Translation: Eleutério Prado.



[I] The most recent account of the historical (dis)alliances between psychoanalysis and Marxism can be found in Pavon Cuellar (2017). Freud's critique of Marxism appears in the final chapter of his New Introductory Lectures on Psychoanalysis (Freud, 2001, vol. 22: 176-182). See also Dollar (2008: 15–29).

[ii] The English translation of the term Trieb in German contains this misconception. Thus, he sustains the impression that the Freudian doctrine of the drive was naturalistic and biological. Freud himself often resorted to biological metaphors to provide a "scientific basis" for his central notion. Even so, he never abandoned the idea that the drive represents a frontier phenomenon between the physiological and the psychological.

[iii] For Freud, repression contains an internal doubling, which distinguishes it from simple oppression: “it is a mistake to emphasize only the repulsion, which operates from the direction of the conscious about what must be repressed; just as important is the attraction exerted by what was originally repressed on everything with which it can establish a connection” (Freud, 2001, vol. 14: 79). Whereas oppression forbids satisfaction, repression constitutes it by postponement, displacement, or mediation. Lacan brought this nuance to the point when he translated repression as “renunciation of jouissance” (Lacan, 2006c: 17-19, 109-10), a renunciation that aims to obtain more-jouissance. Thus, for Lacan, this renunciation underlies what he calls “capitalist morality”.

[iv] The controversial notion of death instinct represents the maximum expression of the conservative character of the instincts.
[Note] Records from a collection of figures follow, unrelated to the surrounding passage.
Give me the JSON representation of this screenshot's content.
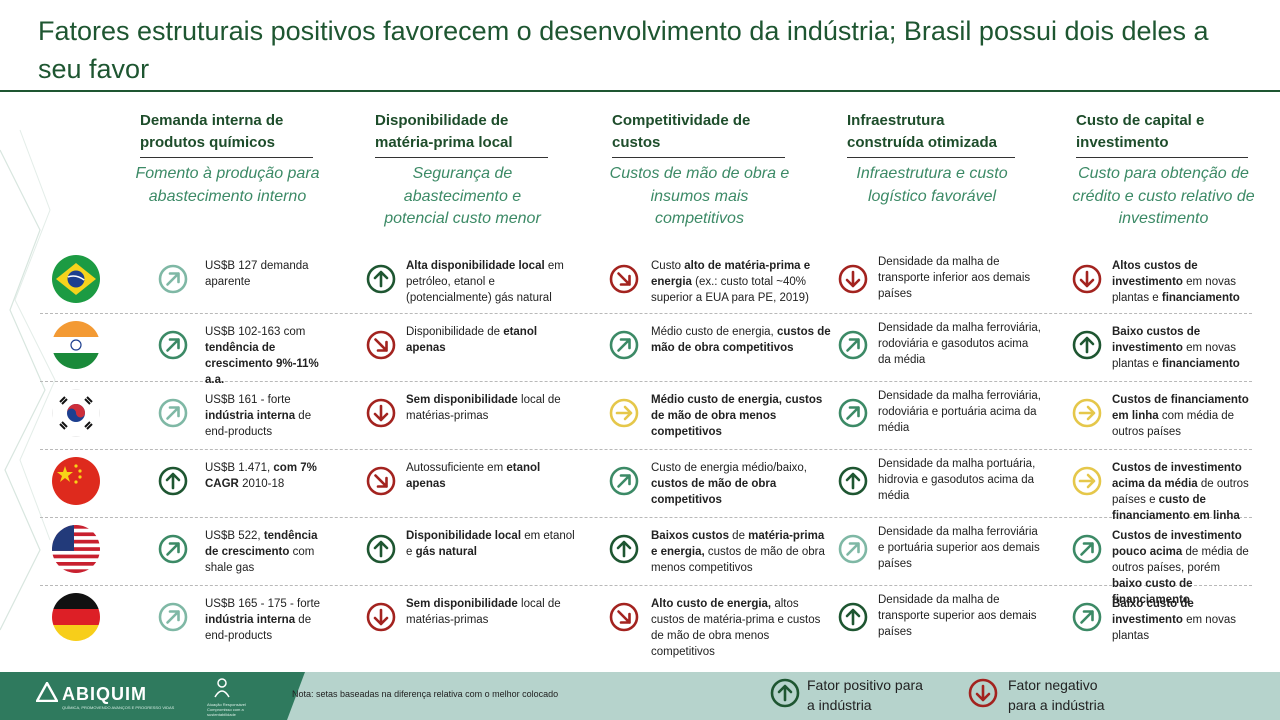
{
  "title": "Fatores estruturais positivos favorecem o desenvolvimento da indústria; Brasil possui dois deles a seu favor",
  "colors": {
    "positive": "#1e5631",
    "mid_positive": "#3c8a66",
    "light_positive": "#7fb8a5",
    "neutral": "#e5c74a",
    "negative": "#a3231f",
    "accent": "#3c8a66"
  },
  "columns": [
    {
      "heading": "Demanda interna de produtos químicos",
      "subtitle": "Fomento à produção para abastecimento interno"
    },
    {
      "heading": "Disponibilidade de matéria-prima local",
      "subtitle": "Segurança de abastecimento e potencial custo menor"
    },
    {
      "heading": "Competitividade de custos",
      "subtitle": "Custos de mão de obra e insumos mais competitivos"
    },
    {
      "heading": "Infraestrutura construída otimizada",
      "subtitle": "Infraestrutura e custo logístico favorável"
    },
    {
      "heading": "Custo de capital e investimento",
      "subtitle": "Custo para obtenção de crédito e custo relativo de investimento"
    }
  ],
  "rows": [
    {
      "country": "Brasil",
      "flag_icon": "flag-brazil-icon",
      "cells": [
        {
          "arrow": "up-right",
          "tone": "light",
          "text": [
            {
              "t": "US$B 127 demanda aparente",
              "b": false
            }
          ]
        },
        {
          "arrow": "up",
          "tone": "strong",
          "text": [
            {
              "t": "Alta disponibilidade local",
              "b": true
            },
            {
              "t": " em petróleo, etanol e (potencialmente) gás natural",
              "b": false
            }
          ]
        },
        {
          "arrow": "down-right",
          "tone": "negative",
          "text": [
            {
              "t": "Custo ",
              "b": false
            },
            {
              "t": "alto de matéria-prima e energia",
              "b": true
            },
            {
              "t": " (ex.: custo total ~40% superior a EUA para PE, 2019)",
              "b": false
            }
          ]
        },
        {
          "arrow": "down",
          "tone": "negative",
          "text": [
            {
              "t": "Densidade da malha de transporte inferior aos demais países",
              "b": false
            }
          ]
        },
        {
          "arrow": "down",
          "tone": "negative",
          "text": [
            {
              "t": "Altos custos de investimento",
              "b": true
            },
            {
              "t": " em novas plantas e ",
              "b": false
            },
            {
              "t": "financiamento",
              "b": true
            }
          ]
        }
      ]
    },
    {
      "country": "Índia",
      "flag_icon": "flag-india-icon",
      "cells": [
        {
          "arrow": "up-right",
          "tone": "medium",
          "text": [
            {
              "t": "US$B 102-163 com ",
              "b": false
            },
            {
              "t": "tendência de crescimento 9%-11% a.a.",
              "b": true
            }
          ]
        },
        {
          "arrow": "down-right",
          "tone": "negative",
          "text": [
            {
              "t": "Disponibilidade de ",
              "b": false
            },
            {
              "t": "etanol apenas",
              "b": true
            }
          ]
        },
        {
          "arrow": "up-right",
          "tone": "medium",
          "text": [
            {
              "t": "Médio custo de energia, ",
              "b": false
            },
            {
              "t": "custos de mão de obra competitivos",
              "b": true
            }
          ]
        },
        {
          "arrow": "up-right",
          "tone": "medium",
          "text": [
            {
              "t": "Densidade da malha ferroviária, rodoviária e gasodutos acima da média",
              "b": false
            }
          ]
        },
        {
          "arrow": "up",
          "tone": "strong",
          "text": [
            {
              "t": "Baixo custos de investimento",
              "b": true
            },
            {
              "t": " em novas plantas e ",
              "b": false
            },
            {
              "t": "financiamento",
              "b": true
            }
          ]
        }
      ]
    },
    {
      "country": "Coreia do Sul",
      "flag_icon": "flag-south-korea-icon",
      "cells": [
        {
          "arrow": "up-right",
          "tone": "light",
          "text": [
            {
              "t": "US$B 161 - forte ",
              "b": false
            },
            {
              "t": "indústria interna",
              "b": true
            },
            {
              "t": " de end-products",
              "b": false
            }
          ]
        },
        {
          "arrow": "down",
          "tone": "negative",
          "text": [
            {
              "t": "Sem disponibilidade",
              "b": true
            },
            {
              "t": " local de matérias-primas",
              "b": false
            }
          ]
        },
        {
          "arrow": "right",
          "tone": "neutral",
          "text": [
            {
              "t": "Médio custo de energia, custos de mão de obra menos competitivos",
              "b": true
            }
          ]
        },
        {
          "arrow": "up-right",
          "tone": "medium",
          "text": [
            {
              "t": "Densidade da malha ferroviária, rodoviária e portuária acima da média",
              "b": false
            }
          ]
        },
        {
          "arrow": "right",
          "tone": "neutral",
          "text": [
            {
              "t": "Custos de financiamento em linha",
              "b": true
            },
            {
              "t": " com média de outros países",
              "b": false
            }
          ]
        }
      ]
    },
    {
      "country": "China",
      "flag_icon": "flag-china-icon",
      "cells": [
        {
          "arrow": "up",
          "tone": "strong",
          "text": [
            {
              "t": "US$B 1.471, ",
              "b": false
            },
            {
              "t": "com 7% CAGR",
              "b": true
            },
            {
              "t": " 2010-18",
              "b": false
            }
          ]
        },
        {
          "arrow": "down-right",
          "tone": "negative",
          "text": [
            {
              "t": "Autossuficiente em ",
              "b": false
            },
            {
              "t": "etanol apenas",
              "b": true
            }
          ]
        },
        {
          "arrow": "up-right",
          "tone": "medium",
          "text": [
            {
              "t": "Custo de energia médio/baixo, ",
              "b": false
            },
            {
              "t": "custos de mão de obra competitivos",
              "b": true
            }
          ]
        },
        {
          "arrow": "up",
          "tone": "strong",
          "text": [
            {
              "t": "Densidade da malha portuária, hidrovia e gasodutos acima da média",
              "b": false
            }
          ]
        },
        {
          "arrow": "right",
          "tone": "neutral",
          "text": [
            {
              "t": "Custos de investimento acima da média",
              "b": true
            },
            {
              "t": " de outros países e ",
              "b": false
            },
            {
              "t": "custo de financiamento em linha",
              "b": true
            }
          ]
        }
      ]
    },
    {
      "country": "EUA",
      "flag_icon": "flag-usa-icon",
      "cells": [
        {
          "arrow": "up-right",
          "tone": "medium",
          "text": [
            {
              "t": "US$B 522, ",
              "b": false
            },
            {
              "t": "tendência de crescimento",
              "b": true
            },
            {
              "t": " com shale gas",
              "b": false
            }
          ]
        },
        {
          "arrow": "up",
          "tone": "strong",
          "text": [
            {
              "t": "Disponibilidade local",
              "b": true
            },
            {
              "t": " em etanol e ",
              "b": false
            },
            {
              "t": "gás natural",
              "b": true
            }
          ]
        },
        {
          "arrow": "up",
          "tone": "strong",
          "text": [
            {
              "t": "Baixos custos",
              "b": true
            },
            {
              "t": " de ",
              "b": false
            },
            {
              "t": "matéria-prima e energia,",
              "b": true
            },
            {
              "t": " custos de mão de obra menos competitivos",
              "b": false
            }
          ]
        },
        {
          "arrow": "up-right",
          "tone": "light",
          "text": [
            {
              "t": "Densidade da malha ferroviária e portuária superior aos demais países",
              "b": false
            }
          ]
        },
        {
          "arrow": "up-right",
          "tone": "medium",
          "text": [
            {
              "t": "Custos de investimento pouco acima",
              "b": true
            },
            {
              "t": " de média de outros países, porém ",
              "b": false
            },
            {
              "t": "baixo custo de financiamento",
              "b": true
            }
          ]
        }
      ]
    },
    {
      "country": "Alemanha",
      "flag_icon": "flag-germany-icon",
      "cells": [
        {
          "arrow": "up-right",
          "tone": "light",
          "text": [
            {
              "t": "US$B 165 - 175 - forte ",
              "b": false
            },
            {
              "t": "indústria interna",
              "b": true
            },
            {
              "t": " de end-products",
              "b": false
            }
          ]
        },
        {
          "arrow": "down",
          "tone": "negative",
          "text": [
            {
              "t": "Sem disponibilidade",
              "b": true
            },
            {
              "t": " local de matérias-primas",
              "b": false
            }
          ]
        },
        {
          "arrow": "down-right",
          "tone": "negative",
          "text": [
            {
              "t": "Alto custo de energia,",
              "b": true
            },
            {
              "t": " altos custos de matéria-prima e custos de mão de obra menos competitivos",
              "b": false
            }
          ]
        },
        {
          "arrow": "up",
          "tone": "strong",
          "text": [
            {
              "t": "Densidade da malha de transporte superior aos demais países",
              "b": false
            }
          ]
        },
        {
          "arrow": "up-right",
          "tone": "medium",
          "text": [
            {
              "t": "Baixo custo de investimento",
              "b": true
            },
            {
              "t": " em novas plantas",
              "b": false
            }
          ]
        }
      ]
    }
  ],
  "footer": {
    "logo": "ABIQUIM",
    "logo_tagline": "QUÍMICA, PROMOVENDO AVANÇOS E PROGRESSO VIDAS",
    "rc_label": "Atuação Responsável",
    "rc_tagline": "Compromisso com a sustentabilidade",
    "note": "Nota: setas baseadas na diferença relativa com o melhor colocado",
    "legend_positive": "Fator positivo para a indústria",
    "legend_negative": "Fator negativo para a indústria"
  }
}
It is worth remembering that the phenomenon that led Freud to assume its existence was compulsive repetition. Early Freudo-Marxists rejected this notion. See, for example, Reich (1932: 303-51) and Fenichel (1985: 361-71). For a more up-to-date presentation of the death drive, see Zupancic (2017: 94-106).

[v] Marcuse's idea of ​​repressive desublimation is close to the Lacanian reduction of the superego to the imperative of jouissance (Lacan, 2006a: 648-9; 1999: 3).
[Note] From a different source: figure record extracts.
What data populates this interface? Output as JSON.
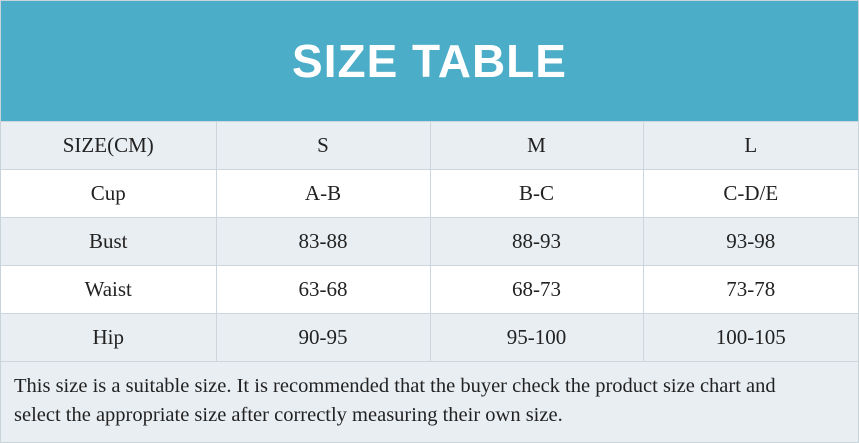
{
  "header": {
    "title": "SIZE TABLE"
  },
  "table": {
    "columns": [
      "SIZE(CM)",
      "S",
      "M",
      "L"
    ],
    "rows": [
      [
        "Cup",
        "A-B",
        "B-C",
        "C-D/E"
      ],
      [
        "Bust",
        "83-88",
        "88-93",
        "93-98"
      ],
      [
        "Waist",
        "63-68",
        "68-73",
        "73-78"
      ],
      [
        "Hip",
        "90-95",
        "95-100",
        "100-105"
      ]
    ]
  },
  "note": "This size is a suitable size. It is recommended that the buyer check the product size chart and select the appropriate size after correctly measuring their own size."
}
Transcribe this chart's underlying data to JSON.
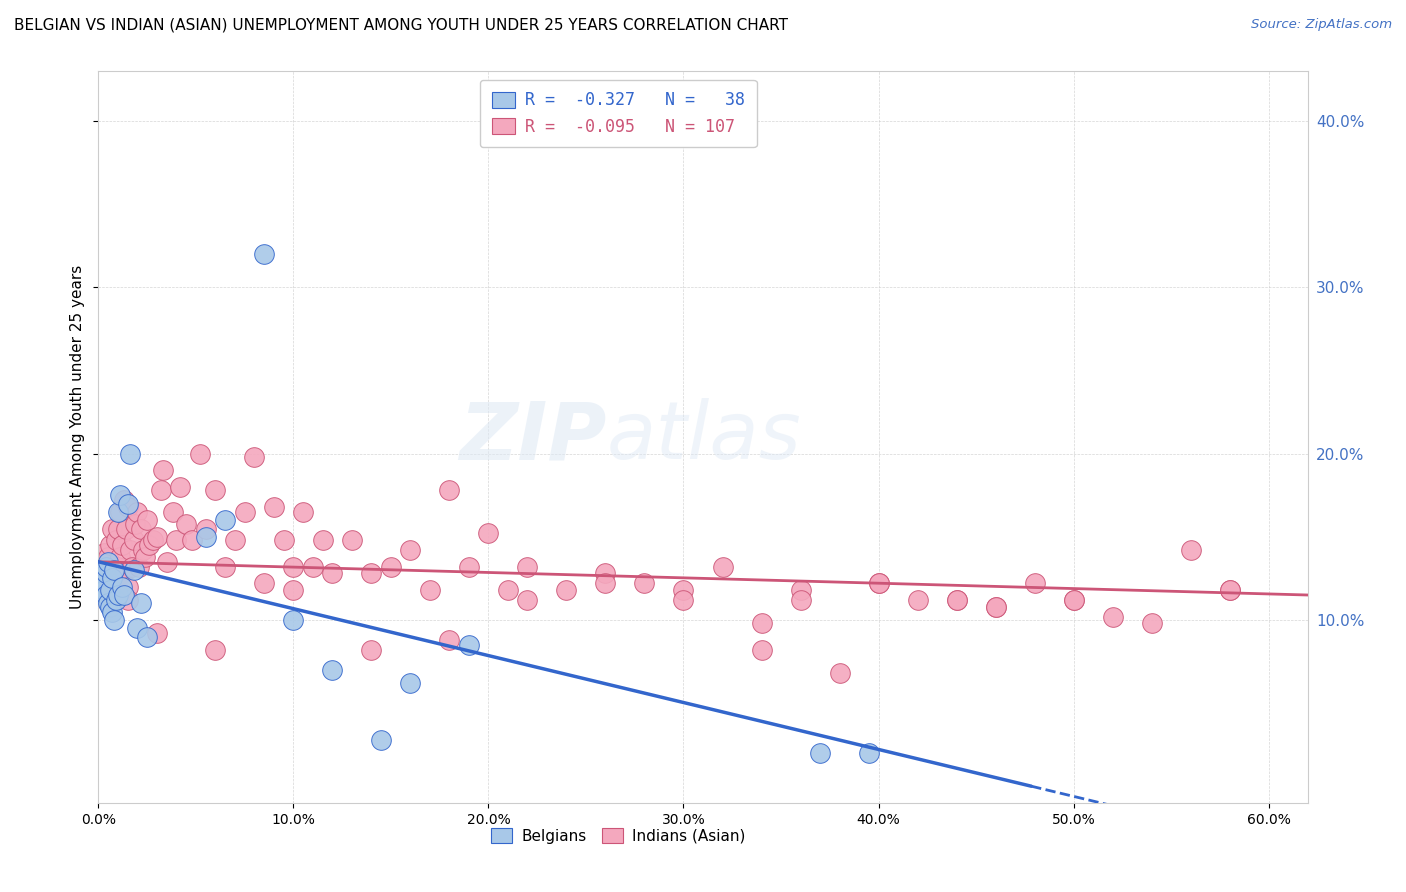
{
  "title": "BELGIAN VS INDIAN (ASIAN) UNEMPLOYMENT AMONG YOUTH UNDER 25 YEARS CORRELATION CHART",
  "source": "Source: ZipAtlas.com",
  "ylabel": "Unemployment Among Youth under 25 years",
  "belgian_color": "#a8c8e8",
  "indian_color": "#f4a8be",
  "belgian_line_color": "#3366cc",
  "indian_line_color": "#cc5577",
  "legend_label_1": "R =  -0.327   N =   38",
  "legend_label_2": "R =  -0.095   N = 107",
  "belgians_label": "Belgians",
  "indians_label": "Indians (Asian)",
  "watermark_1": "ZIP",
  "watermark_2": "atlas",
  "xlim": [
    0.0,
    0.62
  ],
  "ylim": [
    -0.01,
    0.43
  ],
  "right_ytick_vals": [
    0.1,
    0.2,
    0.3,
    0.4
  ],
  "right_ytick_labels": [
    "10.0%",
    "20.0%",
    "30.0%",
    "40.0%"
  ],
  "xtick_vals": [
    0.0,
    0.1,
    0.2,
    0.3,
    0.4,
    0.5,
    0.6
  ],
  "xtick_labels": [
    "0.0%",
    "10.0%",
    "20.0%",
    "30.0%",
    "40.0%",
    "50.0%",
    "60.0%"
  ],
  "belgians_x": [
    0.001,
    0.002,
    0.002,
    0.003,
    0.003,
    0.004,
    0.004,
    0.004,
    0.005,
    0.005,
    0.006,
    0.006,
    0.007,
    0.007,
    0.008,
    0.008,
    0.009,
    0.01,
    0.01,
    0.011,
    0.012,
    0.013,
    0.015,
    0.016,
    0.018,
    0.02,
    0.022,
    0.025,
    0.055,
    0.065,
    0.085,
    0.1,
    0.12,
    0.145,
    0.16,
    0.19,
    0.37,
    0.395
  ],
  "belgians_y": [
    0.13,
    0.12,
    0.125,
    0.118,
    0.122,
    0.115,
    0.128,
    0.132,
    0.11,
    0.135,
    0.108,
    0.118,
    0.105,
    0.125,
    0.1,
    0.13,
    0.112,
    0.115,
    0.165,
    0.175,
    0.12,
    0.115,
    0.17,
    0.2,
    0.13,
    0.095,
    0.11,
    0.09,
    0.15,
    0.16,
    0.32,
    0.1,
    0.07,
    0.028,
    0.062,
    0.085,
    0.02,
    0.02
  ],
  "indians_x": [
    0.001,
    0.002,
    0.002,
    0.003,
    0.003,
    0.004,
    0.004,
    0.005,
    0.005,
    0.006,
    0.006,
    0.007,
    0.007,
    0.008,
    0.008,
    0.009,
    0.009,
    0.01,
    0.01,
    0.011,
    0.011,
    0.012,
    0.012,
    0.013,
    0.014,
    0.015,
    0.015,
    0.016,
    0.017,
    0.018,
    0.019,
    0.02,
    0.021,
    0.022,
    0.023,
    0.024,
    0.025,
    0.026,
    0.028,
    0.03,
    0.032,
    0.033,
    0.035,
    0.038,
    0.04,
    0.042,
    0.045,
    0.048,
    0.052,
    0.055,
    0.06,
    0.065,
    0.07,
    0.075,
    0.08,
    0.085,
    0.09,
    0.095,
    0.1,
    0.105,
    0.11,
    0.115,
    0.12,
    0.13,
    0.14,
    0.15,
    0.16,
    0.17,
    0.18,
    0.19,
    0.2,
    0.21,
    0.22,
    0.24,
    0.26,
    0.28,
    0.3,
    0.32,
    0.34,
    0.36,
    0.38,
    0.4,
    0.42,
    0.44,
    0.46,
    0.48,
    0.5,
    0.52,
    0.54,
    0.56,
    0.58,
    0.44,
    0.4,
    0.36,
    0.34,
    0.3,
    0.26,
    0.22,
    0.18,
    0.14,
    0.1,
    0.06,
    0.03,
    0.015,
    0.58,
    0.5,
    0.46
  ],
  "indians_y": [
    0.128,
    0.132,
    0.12,
    0.14,
    0.125,
    0.118,
    0.13,
    0.122,
    0.138,
    0.115,
    0.145,
    0.128,
    0.155,
    0.13,
    0.12,
    0.148,
    0.125,
    0.132,
    0.155,
    0.138,
    0.165,
    0.128,
    0.145,
    0.172,
    0.155,
    0.12,
    0.168,
    0.142,
    0.132,
    0.148,
    0.158,
    0.165,
    0.132,
    0.155,
    0.142,
    0.138,
    0.16,
    0.145,
    0.148,
    0.15,
    0.178,
    0.19,
    0.135,
    0.165,
    0.148,
    0.18,
    0.158,
    0.148,
    0.2,
    0.155,
    0.178,
    0.132,
    0.148,
    0.165,
    0.198,
    0.122,
    0.168,
    0.148,
    0.132,
    0.165,
    0.132,
    0.148,
    0.128,
    0.148,
    0.128,
    0.132,
    0.142,
    0.118,
    0.178,
    0.132,
    0.152,
    0.118,
    0.132,
    0.118,
    0.128,
    0.122,
    0.118,
    0.132,
    0.098,
    0.118,
    0.068,
    0.122,
    0.112,
    0.112,
    0.108,
    0.122,
    0.112,
    0.102,
    0.098,
    0.142,
    0.118,
    0.112,
    0.122,
    0.112,
    0.082,
    0.112,
    0.122,
    0.112,
    0.088,
    0.082,
    0.118,
    0.082,
    0.092,
    0.112,
    0.118,
    0.112,
    0.108
  ]
}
[vi] A systematic account of Lacan's relationship with Marx can be found in the work of Slavoj Žižek (1989: 11-53; 2017: 149-223) as well as my own attempt (Tomšic, 2015). For a broader Lacanian view of the link between pleasure and capitalism, see also McGowan (2016).

[vii] In this regard, Freud's famous essay "Group Psychology and the Analysis of the Ego" (1921) remains representative of his critical examination of the link between libidinal economy and social power. The text served as the main source for the analysis of fascism by the Frankfurt School. See, for example, Adorno (2003: 408-33). For a scathing commentary on the relationship between the individual and the group in Freud, see Copjec (2014).
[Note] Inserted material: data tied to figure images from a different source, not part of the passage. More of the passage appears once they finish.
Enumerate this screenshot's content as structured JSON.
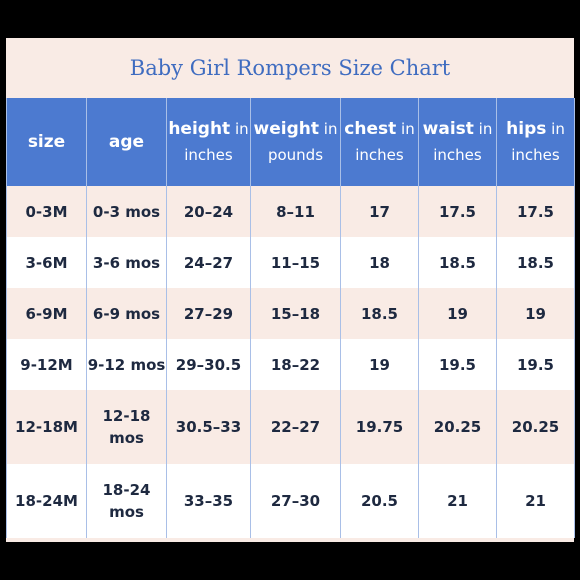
{
  "title": "Baby Girl Rompers Size Chart",
  "header": [
    {
      "strong": "size",
      "sub": ""
    },
    {
      "strong": "age",
      "sub": ""
    },
    {
      "strong": "height",
      "sub": "in inches"
    },
    {
      "strong": "weight",
      "sub": "in pounds"
    },
    {
      "strong": "chest",
      "sub": "in inches"
    },
    {
      "strong": "waist",
      "sub": "in inches"
    },
    {
      "strong": "hips",
      "sub": "in inches"
    }
  ],
  "rows": [
    [
      "0-3M",
      "0-3 mos",
      "20–24",
      "8–11",
      "17",
      "17.5",
      "17.5"
    ],
    [
      "3-6M",
      "3-6 mos",
      "24–27",
      "11–15",
      "18",
      "18.5",
      "18.5"
    ],
    [
      "6-9M",
      "6-9 mos",
      "27–29",
      "15–18",
      "18.5",
      "19",
      "19"
    ],
    [
      "9-12M",
      "9-12 mos",
      "29–30.5",
      "18–22",
      "19",
      "19.5",
      "19.5"
    ],
    [
      "12-18M",
      "12-18 mos",
      "30.5–33",
      "22–27",
      "19.75",
      "20.25",
      "20.25"
    ],
    [
      "18-24M",
      "18-24 mos",
      "33–35",
      "27–30",
      "20.5",
      "21",
      "21"
    ]
  ],
  "colors": {
    "header_bg": "#4c7ad0",
    "title_text": "#3f6cc0",
    "pink_row": "#f9ebe5",
    "white_row": "#ffffff"
  }
}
[viii] Here appears Lacan's thesis that surplus-value and surplus-enjoyment are homologous, or that in capitalism enjoyment obtains its socioeconomic expression in surplus-value. Thus, he says: “Mehrwert is Marxlust, Marx’s surplus enjoyment… it is surplus value as the cause of desire, from which an economy made its principle: that of extensive and therefore insatiable production of the lack of enjoyment” (Lacan, 2001: 435).

[ix] According to Lacan, the category of social symptom was invented by Marx; behold, he recognized the proletariat as a symptom of capitalism (Lacan, 2006a: 194).

[X] “Man has become, so to speak, a kind of prosthetic God. When he puts on all his auxiliary organs, he is truly magnificent; but these organs did not grow in him and sometimes still cause him many problems” (Freud, 2001, vol. 21: 91-2).

[xi] To anticipate later developments, to conceptualize this problematic parasitism, Marx introduces the notion of drive, which brings his developments closer to Freud's critical examination of the intricacies of pleasure.

[xii] Freud uses the term Lustgewinn, which literally means pleasure-gain. Against this background, Lacan can propose the translation “plus-de-jouir” (more-enjoyment or more-enjoyment) in order to, in sequence, trace the homology between surplus-enjoyment and surplus-value.

[xiii] The following developments notably refer to Book X of the Nicomachean ethics (Aristotle, 1995: 1852-67).